Dilemme
|Y’a des fois, dans la vie, on se crée des dilemmes à la con.
Y’a quelque temps, l’imposition sur le revenu me demandait 1400 €. Bon, je pleure pas, si je dois payer ça, c’est que j’ai gagné de la thune, ça me paraît plutôt normal. Néanmoins, il existe une réduction spécifique à ma profession, qui permet de décompter un montant ahurissant au titre de “frais d’emploi” — autrement dit, je suis journaliste, j’ai des frais spécifiques : payer des indics, graisser des pattes de videurs, louer des hôtels à la volée, tout ça. Mieux : la loi en question ne permet pas à l’administration de vérifier que cette déduction correspond effectivement à des frais existants.
Les rémunérations des journalistes, rédacteurs, photographes, directeurs de journaux et critiques dramatiques et musicaux perçues ès qualités constituent de telles allocations à concurrence de 7 650 euros. Toutefois, lorsque leur montant est fixé par voie législative, ces allocations sont toujours réputées utilisées conformément à leur objet et ne peuvent donner lieu à aucune vérification de la part de l’administration. (Code général des impôts, article 81, alinéa 1)
Vous saisissez le truc ? Payer des impôts parce que je gagne ma vie, rien à dire, c’est normal. “Pour l’entretien de la force publique, et pour les dépenses d’administration, une contribution commune est indispensable. Elle doit être également répartie entre tous les Citoyens, en raison de leurs facultés”, comme disaient Champion de Cicé et Mirabeau.

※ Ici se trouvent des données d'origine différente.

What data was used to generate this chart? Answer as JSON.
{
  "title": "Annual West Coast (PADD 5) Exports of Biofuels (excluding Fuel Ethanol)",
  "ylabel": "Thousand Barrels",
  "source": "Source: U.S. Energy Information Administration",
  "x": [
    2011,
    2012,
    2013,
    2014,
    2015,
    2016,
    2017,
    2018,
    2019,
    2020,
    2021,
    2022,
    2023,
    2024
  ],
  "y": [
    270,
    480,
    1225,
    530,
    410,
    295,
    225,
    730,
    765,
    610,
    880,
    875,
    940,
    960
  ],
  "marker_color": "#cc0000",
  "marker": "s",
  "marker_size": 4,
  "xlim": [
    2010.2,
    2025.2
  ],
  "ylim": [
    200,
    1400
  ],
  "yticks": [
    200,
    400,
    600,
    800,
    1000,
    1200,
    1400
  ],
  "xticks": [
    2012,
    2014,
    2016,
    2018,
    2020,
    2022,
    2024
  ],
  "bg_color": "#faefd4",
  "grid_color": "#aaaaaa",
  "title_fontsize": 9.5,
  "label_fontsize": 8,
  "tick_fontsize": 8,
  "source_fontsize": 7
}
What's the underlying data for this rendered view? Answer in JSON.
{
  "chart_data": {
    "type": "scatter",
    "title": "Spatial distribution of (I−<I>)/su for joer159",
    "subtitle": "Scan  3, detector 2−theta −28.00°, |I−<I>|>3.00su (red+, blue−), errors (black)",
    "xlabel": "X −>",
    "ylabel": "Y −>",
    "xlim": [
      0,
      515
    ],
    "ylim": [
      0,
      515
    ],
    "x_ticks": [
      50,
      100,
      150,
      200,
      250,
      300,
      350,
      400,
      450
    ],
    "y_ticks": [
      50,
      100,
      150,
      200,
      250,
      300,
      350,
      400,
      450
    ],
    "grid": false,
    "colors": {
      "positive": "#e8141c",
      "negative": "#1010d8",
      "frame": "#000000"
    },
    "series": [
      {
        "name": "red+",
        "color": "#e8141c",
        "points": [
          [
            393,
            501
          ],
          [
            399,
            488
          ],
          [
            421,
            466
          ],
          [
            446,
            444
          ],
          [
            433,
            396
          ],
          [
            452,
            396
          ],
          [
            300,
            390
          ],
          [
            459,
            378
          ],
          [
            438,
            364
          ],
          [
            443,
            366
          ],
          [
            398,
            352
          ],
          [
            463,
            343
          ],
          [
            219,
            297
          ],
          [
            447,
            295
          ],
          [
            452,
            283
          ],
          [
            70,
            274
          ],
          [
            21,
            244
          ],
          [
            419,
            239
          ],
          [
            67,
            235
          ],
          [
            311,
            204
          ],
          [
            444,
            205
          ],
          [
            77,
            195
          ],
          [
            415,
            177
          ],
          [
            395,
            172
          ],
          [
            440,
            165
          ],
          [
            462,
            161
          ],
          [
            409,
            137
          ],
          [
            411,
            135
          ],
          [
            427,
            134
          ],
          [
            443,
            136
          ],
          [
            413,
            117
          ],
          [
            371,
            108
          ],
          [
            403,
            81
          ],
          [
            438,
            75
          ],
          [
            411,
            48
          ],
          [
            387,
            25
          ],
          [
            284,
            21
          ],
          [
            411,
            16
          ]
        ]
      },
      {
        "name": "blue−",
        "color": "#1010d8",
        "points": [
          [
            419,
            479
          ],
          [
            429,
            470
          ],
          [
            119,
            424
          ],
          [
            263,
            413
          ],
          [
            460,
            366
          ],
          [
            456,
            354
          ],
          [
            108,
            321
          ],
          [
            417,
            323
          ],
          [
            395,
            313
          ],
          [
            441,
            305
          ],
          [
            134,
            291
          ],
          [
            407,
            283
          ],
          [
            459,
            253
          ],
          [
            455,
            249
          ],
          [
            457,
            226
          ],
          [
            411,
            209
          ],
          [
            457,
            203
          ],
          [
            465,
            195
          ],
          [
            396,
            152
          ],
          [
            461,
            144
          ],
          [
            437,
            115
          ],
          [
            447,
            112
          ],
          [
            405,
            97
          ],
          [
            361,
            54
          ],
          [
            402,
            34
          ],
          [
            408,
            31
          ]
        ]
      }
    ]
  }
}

Mais comme disait de son côté Didier Auriol : “la règle peut être stupide, faudrait être encore plus con pour ne pas en profiter”.¹ Me voilà donc remplissant un dossier pour les impôts, leur expliquant que tel abattement n’avait pas été pris en compte, tout ça.
Aujourd’hui, j’ai ça :
Euh, bon, okay, en décomptant l’abattement, je suis éligible à la prime pour l’emploi… Euh… Pas payer d’impôt, c’est une chose, toucher des sous de l’administration, c’en est une autre.
Du coup, mon petit débat intérieur du moment : encaisser ce chèque ou pas ? D’un côté, la loi dit que j’y ai droit, de l’autre, la morale est moins catégorique…
(Okay, je sais, y’a plein de gens qui aimeraient avoir des dilemmes comme ça.)
¹ Il parlait d’un délire de la FIA qui, à l’époque, avait décidé d’attribuer au championnat du monde des rallyes l’équivalent d’une quatrième place au vainqueur de… la seule dernière spéciale d’un rallye, et répondait aux journalistes qui lui demandaient pourquoi, quoique principal opposant à cette mesure, il s’était fait une spécialité de “dégoupiller” dans la dernière pour piocher les trois points promis.